While scrolling through Snapchat stories one day, I saw that a friend was making homemade bagels and I thought to myself, "I bet I could do that." I love eating bagels for breakfast (my poor roommates have been frustrated for years by with sprinkles of poppy and sesame seed covering the kitchen counters in the mornings) but good bagels aren't cheap When I was at Trader Joe's,  picked up the "Everything but the Bagel Sesame Seasoning" and knew I had to try it on a homemade bagel. 

I searched the internet for the best recipe and ended up on the one below. It's quite easy to make and the parts that are probably new to you are a fun adventure. The recipe calls for high gluten flour, which is also known as bread flour. It isn't much different than all-purpose flour, so if that's all you have, it will still work. It will be chewier and more like an artisan bagel with the high gluten flour. 

My one caveat to this recipe is that my experience was not injury free. I got overly excited about trying the delicious looking bagels, so I tried to cut one before it had properly cooled and ended up slightly burning my fingers. Then the next day, I was trying to slice a bagel with a bread knife and it slipped, cutting my pointer fingernail in half. It was bloody and terrible (but thankfully the bagel was spared). This is just to say, be careful. Take your time and it's totally worth it.

Once you let the bagels cool down completely, I recommend wrapping them in a dish towel or paper bag, so they don't release steam in an airtight bag. Then, the bagels can be kept in a ziplock bag and will last around 6 days. They can also be frozen if you want to make them in advance. 


Active Time: 40 minutes
Total Time: 2 hours
Makes: 8 bagels
Recipe adapted from: Sophisticated Gourmet 

2 teaspoons active dry yeast
1 1/2 tablespoons white sugar
1 1/4 cup warm water
3 1/2 cups (500g) bread flour or high gluten flour
1 1/2 teaspoons salt
1 egg (optional)
Everything But the Bagel Seasoning (optional)

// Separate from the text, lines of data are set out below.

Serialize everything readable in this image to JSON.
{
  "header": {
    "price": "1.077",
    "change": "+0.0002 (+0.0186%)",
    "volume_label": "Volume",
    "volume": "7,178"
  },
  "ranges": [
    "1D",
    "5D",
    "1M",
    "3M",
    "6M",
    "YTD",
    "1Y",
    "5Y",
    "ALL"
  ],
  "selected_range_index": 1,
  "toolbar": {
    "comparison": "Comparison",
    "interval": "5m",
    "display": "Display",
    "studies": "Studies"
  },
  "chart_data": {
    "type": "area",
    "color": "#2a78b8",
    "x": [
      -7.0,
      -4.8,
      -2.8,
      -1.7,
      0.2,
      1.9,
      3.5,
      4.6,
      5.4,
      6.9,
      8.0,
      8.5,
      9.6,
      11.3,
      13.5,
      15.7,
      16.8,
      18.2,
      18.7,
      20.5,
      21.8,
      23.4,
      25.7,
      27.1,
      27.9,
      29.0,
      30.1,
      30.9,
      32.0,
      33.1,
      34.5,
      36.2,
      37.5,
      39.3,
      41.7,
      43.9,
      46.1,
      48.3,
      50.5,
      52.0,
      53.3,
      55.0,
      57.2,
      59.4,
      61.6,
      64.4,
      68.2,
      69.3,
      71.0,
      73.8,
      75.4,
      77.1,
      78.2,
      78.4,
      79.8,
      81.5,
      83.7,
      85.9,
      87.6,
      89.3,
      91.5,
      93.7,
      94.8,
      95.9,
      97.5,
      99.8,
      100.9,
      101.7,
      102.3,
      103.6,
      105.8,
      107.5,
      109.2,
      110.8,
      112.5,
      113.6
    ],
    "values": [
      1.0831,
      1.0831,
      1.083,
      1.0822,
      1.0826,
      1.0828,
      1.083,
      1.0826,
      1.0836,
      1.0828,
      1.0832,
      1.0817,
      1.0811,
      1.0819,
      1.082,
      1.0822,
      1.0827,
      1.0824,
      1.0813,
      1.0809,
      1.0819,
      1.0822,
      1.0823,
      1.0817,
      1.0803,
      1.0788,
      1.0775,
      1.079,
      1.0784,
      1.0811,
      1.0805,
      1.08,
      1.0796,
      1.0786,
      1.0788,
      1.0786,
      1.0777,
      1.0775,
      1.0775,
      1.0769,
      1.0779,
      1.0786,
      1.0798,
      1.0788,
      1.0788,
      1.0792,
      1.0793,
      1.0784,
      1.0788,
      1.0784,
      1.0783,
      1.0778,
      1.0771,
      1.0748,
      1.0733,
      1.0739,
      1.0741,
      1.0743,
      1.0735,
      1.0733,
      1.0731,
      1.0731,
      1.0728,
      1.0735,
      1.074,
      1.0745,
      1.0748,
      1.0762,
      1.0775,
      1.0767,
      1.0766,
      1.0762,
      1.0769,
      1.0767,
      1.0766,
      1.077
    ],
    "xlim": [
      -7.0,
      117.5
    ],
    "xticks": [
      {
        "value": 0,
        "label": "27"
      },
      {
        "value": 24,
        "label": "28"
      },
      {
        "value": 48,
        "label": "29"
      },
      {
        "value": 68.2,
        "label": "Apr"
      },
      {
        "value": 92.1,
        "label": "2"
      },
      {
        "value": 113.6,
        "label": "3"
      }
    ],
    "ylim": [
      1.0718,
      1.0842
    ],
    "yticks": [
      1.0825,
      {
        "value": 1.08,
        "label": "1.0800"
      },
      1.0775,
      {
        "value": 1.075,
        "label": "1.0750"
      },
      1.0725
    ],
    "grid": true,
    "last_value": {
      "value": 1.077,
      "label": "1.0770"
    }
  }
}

1. In a large measuring cup, combine warm water and sugar. When sugar has mostly dissolved, add yeast and let sit for 5 minutes. 
2. In a medium bowl, combine flour and salt. When proofed, stir in yeast mixture. Stir until combined and turn on to a floured surface to knead. Continue to add more flour to keep from sticking and knead for 5-10 minutes until it forms a smooth and elastic ball. Work in as much flour as possible to form a firm and stiff dough. 
3. Lightly brush a bowl with oil and put the dough in. Cover with a damp dish towel and place in a warm spot to rise until doubled (approximately 1 hour). Punch the dough down and let it rest another 10 minutes. Preheat the oven to 425ºF.
4. Divide the dough into 6 or 8 equal pieces (depending on how large you like your bagels. I prefer 6), each in a round ball. Take a dough ball and press it gently against the work surface, moving your hand and the ball in a circular motion pulling the dough into itself while reducing the pressure on top of the dough slightly until a perfect dough ball forms (as pictured below). Repeat with remaining balls of dough.
5. Gently press your finger of each dough ball to form a ring. Stretch the hole and place on a lightly oiled cookie sheet. Repeat with remaining dough balls.
6. After shaping bagels, cover with a damp dish towel and let rest for 10 minutes.
7. Bring a large pot of water to boil. Use a slotted spoon to lower the bagels into the water, as many as will fit in the pot at a time. Let them float on the surface of the water for about 1 minute on each side. Leaving them longer will result in a chewier bagel, which some prefer.
8. If you want toppings, brush the tops with an egg wash and put on your toppings like Everything Bagel, sesame seeds, poppy seeds, minced garlic, minced onion, etc.
9. Bake for 20 minutes, until golden brown. Cool on a wire rack and enjoy with butter or cream cheese, as desired!